Выбрать главу

Su ayudante se adelantó, y con considerable aplomo empezó a leer la lista de nombres y las correspondientes acusaciones.

Anne-Marie de Gorgel, por maleficium contra sus vecinos, culto al diablo, asistencia a su sabat y comercio sexual con maligno. Catherine Delort, por maleficium contra sus vecinos, culto al diablo, asistencia a su sabat y comercio sexual con maligno. Jehan de Guienne, por maleficium contra sus vecinos…

La misma acusación repetida seis veces. Incluso contra la pobre vieja, caída de costado sobre sus grilletes. El lloroso hombre de pelo gris, tras oír su nombre en voz alta, se postró de hinojos y gritó:

– ¡Confieso! Confesaré todas las acusaciones y suplicaré perdón al tribunal y a Dios. Pero salvadme de…

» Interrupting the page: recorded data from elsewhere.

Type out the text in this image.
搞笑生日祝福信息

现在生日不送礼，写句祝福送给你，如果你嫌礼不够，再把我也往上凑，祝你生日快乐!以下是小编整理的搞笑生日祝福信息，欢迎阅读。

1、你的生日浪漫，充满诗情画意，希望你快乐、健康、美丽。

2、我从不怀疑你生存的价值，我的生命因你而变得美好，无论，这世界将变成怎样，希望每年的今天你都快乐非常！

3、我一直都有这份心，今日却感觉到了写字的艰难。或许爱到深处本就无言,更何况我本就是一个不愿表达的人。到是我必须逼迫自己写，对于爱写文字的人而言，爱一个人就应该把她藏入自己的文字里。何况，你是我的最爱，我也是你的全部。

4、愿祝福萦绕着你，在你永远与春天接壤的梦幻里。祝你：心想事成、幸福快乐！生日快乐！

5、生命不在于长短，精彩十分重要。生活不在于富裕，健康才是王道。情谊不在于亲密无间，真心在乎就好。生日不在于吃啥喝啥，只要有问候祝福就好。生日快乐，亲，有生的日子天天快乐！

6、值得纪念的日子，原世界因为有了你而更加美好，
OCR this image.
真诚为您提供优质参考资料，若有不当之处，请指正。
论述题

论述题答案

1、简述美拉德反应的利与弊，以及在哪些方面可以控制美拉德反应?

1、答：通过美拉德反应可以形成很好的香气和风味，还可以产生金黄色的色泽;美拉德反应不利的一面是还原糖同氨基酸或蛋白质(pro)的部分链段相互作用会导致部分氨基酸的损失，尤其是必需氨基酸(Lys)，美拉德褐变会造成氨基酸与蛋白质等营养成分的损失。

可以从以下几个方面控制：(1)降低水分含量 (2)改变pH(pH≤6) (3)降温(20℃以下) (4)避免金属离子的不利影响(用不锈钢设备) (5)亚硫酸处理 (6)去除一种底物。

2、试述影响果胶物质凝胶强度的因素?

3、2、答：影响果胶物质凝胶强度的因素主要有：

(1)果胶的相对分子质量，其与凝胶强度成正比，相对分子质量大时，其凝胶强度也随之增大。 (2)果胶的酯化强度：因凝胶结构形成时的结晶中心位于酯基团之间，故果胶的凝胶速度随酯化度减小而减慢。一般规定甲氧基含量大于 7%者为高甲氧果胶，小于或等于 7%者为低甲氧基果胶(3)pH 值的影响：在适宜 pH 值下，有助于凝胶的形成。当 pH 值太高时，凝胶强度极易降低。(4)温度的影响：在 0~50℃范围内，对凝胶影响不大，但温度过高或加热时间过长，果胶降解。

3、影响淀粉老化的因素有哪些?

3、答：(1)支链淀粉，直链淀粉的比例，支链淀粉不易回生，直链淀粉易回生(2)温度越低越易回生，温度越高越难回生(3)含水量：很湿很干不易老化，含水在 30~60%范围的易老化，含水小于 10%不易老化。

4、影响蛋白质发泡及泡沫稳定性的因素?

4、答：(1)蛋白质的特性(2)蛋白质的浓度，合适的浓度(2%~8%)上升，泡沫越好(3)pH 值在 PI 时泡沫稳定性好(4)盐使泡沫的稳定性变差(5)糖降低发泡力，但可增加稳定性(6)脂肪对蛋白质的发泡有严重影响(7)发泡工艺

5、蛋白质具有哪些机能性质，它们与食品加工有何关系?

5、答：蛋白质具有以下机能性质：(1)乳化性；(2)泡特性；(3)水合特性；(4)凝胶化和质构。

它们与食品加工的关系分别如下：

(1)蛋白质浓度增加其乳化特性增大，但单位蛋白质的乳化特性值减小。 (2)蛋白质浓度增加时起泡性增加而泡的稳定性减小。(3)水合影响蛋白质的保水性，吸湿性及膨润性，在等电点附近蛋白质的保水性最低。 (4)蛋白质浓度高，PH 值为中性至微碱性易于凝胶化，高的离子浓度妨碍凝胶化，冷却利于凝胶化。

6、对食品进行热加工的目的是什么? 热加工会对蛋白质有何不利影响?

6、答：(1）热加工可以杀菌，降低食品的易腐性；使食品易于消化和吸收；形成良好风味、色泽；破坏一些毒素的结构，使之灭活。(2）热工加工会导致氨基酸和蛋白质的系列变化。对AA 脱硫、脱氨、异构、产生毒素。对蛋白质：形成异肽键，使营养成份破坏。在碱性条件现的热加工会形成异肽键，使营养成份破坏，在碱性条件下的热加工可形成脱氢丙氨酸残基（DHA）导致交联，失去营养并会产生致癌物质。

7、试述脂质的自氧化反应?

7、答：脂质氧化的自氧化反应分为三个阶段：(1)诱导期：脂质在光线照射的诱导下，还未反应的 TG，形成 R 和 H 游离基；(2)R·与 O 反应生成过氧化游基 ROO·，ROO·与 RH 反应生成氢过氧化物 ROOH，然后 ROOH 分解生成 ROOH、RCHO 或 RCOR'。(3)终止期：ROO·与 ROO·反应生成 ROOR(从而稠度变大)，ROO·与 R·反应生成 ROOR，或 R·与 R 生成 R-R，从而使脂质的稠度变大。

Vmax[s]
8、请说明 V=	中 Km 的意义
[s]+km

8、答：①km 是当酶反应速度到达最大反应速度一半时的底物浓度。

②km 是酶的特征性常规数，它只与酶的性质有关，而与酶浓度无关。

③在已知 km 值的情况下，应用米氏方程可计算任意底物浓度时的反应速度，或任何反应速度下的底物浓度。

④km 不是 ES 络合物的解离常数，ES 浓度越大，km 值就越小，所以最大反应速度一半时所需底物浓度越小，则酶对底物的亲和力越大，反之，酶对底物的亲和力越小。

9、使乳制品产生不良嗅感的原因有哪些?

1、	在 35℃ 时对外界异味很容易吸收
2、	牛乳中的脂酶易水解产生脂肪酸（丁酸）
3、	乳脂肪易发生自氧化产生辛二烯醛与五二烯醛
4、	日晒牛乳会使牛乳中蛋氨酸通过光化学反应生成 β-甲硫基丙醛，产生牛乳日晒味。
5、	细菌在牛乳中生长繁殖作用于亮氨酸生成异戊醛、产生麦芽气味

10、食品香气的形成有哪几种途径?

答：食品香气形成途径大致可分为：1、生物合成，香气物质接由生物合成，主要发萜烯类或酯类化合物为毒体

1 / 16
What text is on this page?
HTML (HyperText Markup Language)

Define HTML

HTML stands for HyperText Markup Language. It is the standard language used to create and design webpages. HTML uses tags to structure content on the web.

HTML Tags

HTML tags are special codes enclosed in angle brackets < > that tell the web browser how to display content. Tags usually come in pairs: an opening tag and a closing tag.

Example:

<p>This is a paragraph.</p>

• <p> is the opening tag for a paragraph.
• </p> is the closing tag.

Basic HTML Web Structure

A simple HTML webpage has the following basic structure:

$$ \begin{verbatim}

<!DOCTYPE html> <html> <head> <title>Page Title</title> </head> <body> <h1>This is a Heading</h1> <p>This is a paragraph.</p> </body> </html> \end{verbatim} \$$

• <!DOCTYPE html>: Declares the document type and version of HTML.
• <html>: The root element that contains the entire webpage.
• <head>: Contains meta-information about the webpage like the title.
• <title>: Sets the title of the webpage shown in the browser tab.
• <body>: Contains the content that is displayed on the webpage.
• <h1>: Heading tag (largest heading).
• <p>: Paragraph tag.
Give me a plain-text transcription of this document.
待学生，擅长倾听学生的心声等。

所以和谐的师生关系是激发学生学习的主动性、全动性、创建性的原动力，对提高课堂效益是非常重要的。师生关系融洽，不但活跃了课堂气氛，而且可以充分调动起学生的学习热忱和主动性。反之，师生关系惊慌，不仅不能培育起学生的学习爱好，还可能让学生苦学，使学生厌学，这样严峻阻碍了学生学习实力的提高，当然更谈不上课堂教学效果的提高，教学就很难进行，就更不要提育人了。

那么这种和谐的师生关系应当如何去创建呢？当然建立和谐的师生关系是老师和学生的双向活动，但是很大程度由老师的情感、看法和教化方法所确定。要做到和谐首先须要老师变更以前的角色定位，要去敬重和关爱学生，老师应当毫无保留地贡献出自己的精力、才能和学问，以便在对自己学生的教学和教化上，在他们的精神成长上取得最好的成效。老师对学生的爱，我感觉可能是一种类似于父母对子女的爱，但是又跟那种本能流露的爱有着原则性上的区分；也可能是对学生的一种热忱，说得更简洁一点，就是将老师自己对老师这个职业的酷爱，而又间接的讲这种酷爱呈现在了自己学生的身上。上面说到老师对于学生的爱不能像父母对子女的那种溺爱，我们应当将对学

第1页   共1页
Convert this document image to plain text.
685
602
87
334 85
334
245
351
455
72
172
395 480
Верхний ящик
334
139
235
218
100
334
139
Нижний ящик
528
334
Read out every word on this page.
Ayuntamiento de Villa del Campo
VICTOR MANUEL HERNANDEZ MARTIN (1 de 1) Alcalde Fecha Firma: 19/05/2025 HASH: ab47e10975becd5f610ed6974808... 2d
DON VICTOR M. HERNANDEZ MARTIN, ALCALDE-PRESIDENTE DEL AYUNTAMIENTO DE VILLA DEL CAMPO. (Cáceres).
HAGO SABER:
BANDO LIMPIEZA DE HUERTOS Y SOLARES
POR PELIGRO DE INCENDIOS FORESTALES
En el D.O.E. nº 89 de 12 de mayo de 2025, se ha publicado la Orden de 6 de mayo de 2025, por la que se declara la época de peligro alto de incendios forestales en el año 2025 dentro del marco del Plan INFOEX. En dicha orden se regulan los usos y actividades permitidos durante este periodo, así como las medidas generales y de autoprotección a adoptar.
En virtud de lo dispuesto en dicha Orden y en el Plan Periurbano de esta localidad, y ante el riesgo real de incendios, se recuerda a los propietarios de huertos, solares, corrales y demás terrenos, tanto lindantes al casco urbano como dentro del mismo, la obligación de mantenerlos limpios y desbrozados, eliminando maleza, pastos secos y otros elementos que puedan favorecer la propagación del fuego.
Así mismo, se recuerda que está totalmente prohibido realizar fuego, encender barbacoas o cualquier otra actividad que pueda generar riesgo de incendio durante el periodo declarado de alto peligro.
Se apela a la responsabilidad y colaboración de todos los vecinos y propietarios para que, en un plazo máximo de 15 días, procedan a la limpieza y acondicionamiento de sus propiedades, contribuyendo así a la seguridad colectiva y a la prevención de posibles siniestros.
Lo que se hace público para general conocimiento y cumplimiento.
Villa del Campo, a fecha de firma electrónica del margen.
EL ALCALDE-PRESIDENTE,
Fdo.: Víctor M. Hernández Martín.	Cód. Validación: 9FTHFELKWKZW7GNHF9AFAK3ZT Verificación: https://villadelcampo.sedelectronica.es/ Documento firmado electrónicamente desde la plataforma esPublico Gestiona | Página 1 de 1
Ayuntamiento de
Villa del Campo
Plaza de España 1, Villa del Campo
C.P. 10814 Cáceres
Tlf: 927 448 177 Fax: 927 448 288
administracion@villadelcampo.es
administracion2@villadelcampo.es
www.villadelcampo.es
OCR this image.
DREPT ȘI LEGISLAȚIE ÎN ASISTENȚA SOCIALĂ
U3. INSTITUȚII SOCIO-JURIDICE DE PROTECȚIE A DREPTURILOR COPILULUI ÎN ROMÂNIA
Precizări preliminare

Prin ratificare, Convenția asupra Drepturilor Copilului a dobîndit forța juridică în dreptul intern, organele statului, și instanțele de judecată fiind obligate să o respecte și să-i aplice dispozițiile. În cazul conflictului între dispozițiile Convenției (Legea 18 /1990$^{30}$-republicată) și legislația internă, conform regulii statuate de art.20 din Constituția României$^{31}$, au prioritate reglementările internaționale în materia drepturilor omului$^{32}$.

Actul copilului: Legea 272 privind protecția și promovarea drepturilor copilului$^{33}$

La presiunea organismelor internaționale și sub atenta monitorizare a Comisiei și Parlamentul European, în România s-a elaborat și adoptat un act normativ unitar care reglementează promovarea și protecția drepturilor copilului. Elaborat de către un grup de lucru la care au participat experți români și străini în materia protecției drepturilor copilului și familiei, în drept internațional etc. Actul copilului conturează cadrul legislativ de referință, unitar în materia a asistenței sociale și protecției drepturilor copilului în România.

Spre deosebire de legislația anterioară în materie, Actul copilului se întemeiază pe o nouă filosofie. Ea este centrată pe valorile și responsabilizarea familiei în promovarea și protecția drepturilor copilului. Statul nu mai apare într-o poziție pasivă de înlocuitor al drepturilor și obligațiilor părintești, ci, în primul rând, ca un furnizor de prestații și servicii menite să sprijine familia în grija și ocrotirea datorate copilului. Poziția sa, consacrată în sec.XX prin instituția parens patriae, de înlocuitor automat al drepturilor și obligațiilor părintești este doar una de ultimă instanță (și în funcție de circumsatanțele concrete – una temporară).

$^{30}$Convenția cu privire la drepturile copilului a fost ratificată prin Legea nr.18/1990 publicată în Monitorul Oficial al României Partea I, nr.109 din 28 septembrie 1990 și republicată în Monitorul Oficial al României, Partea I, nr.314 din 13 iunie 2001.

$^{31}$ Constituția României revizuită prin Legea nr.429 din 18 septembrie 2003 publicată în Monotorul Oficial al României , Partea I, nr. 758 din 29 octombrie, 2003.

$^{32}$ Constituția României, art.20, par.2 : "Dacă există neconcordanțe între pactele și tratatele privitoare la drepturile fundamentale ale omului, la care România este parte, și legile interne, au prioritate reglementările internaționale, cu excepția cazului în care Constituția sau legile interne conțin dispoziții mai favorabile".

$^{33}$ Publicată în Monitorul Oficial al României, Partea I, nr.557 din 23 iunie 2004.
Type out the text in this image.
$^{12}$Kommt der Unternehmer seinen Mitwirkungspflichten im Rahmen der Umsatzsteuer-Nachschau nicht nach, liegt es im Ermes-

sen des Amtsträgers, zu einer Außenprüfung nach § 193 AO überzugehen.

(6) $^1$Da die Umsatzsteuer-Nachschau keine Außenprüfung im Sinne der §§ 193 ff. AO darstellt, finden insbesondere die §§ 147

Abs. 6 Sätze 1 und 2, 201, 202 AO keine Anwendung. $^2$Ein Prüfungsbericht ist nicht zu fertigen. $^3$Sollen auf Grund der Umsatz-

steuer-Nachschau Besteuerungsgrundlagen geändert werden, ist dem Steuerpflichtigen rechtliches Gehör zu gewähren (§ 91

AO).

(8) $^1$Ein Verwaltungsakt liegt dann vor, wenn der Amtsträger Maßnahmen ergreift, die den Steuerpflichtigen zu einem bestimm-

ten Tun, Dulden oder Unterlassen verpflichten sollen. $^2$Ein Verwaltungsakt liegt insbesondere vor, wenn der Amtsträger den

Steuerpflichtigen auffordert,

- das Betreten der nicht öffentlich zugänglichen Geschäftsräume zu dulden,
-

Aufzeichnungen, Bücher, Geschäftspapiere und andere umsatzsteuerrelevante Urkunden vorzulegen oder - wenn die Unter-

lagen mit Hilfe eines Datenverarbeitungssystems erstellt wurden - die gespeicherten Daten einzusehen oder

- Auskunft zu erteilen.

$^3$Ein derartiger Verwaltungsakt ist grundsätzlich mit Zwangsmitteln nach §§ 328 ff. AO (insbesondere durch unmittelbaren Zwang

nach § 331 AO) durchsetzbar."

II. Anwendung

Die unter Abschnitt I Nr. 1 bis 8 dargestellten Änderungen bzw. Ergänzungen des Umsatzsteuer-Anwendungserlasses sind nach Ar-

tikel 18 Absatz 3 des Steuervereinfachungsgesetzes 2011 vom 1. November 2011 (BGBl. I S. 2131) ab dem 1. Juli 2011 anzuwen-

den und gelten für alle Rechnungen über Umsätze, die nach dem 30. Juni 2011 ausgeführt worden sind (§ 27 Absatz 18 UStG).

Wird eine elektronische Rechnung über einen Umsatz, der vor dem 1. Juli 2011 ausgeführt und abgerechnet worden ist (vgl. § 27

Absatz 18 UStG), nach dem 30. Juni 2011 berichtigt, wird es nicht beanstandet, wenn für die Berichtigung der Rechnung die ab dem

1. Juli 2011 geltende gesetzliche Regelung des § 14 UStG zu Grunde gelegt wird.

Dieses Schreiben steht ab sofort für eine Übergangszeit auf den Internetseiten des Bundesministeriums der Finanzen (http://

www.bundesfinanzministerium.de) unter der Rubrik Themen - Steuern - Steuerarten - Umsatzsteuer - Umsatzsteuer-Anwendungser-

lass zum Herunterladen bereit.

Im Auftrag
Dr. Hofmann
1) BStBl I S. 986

El inquisidor alzó la mano para ordenarle silencio.

– Aflige a este tribunal -dijo con serenidad- haber fracasado en nuestra misión fundamental, que es reconciliar con Dios a todos los herejes. Sin embargo, la palabra «hereje» significa «elección». Y estos desgraciados han elegido negar a Dios. Por consiguiente, les hemos entregado a vuestras autoridades locales, que les han sentenciado a muerte por sus actos pecaminosos. Estos buenos guardias se ocuparán de la ejecución, y el grand seigneur será el testigo del gobierno.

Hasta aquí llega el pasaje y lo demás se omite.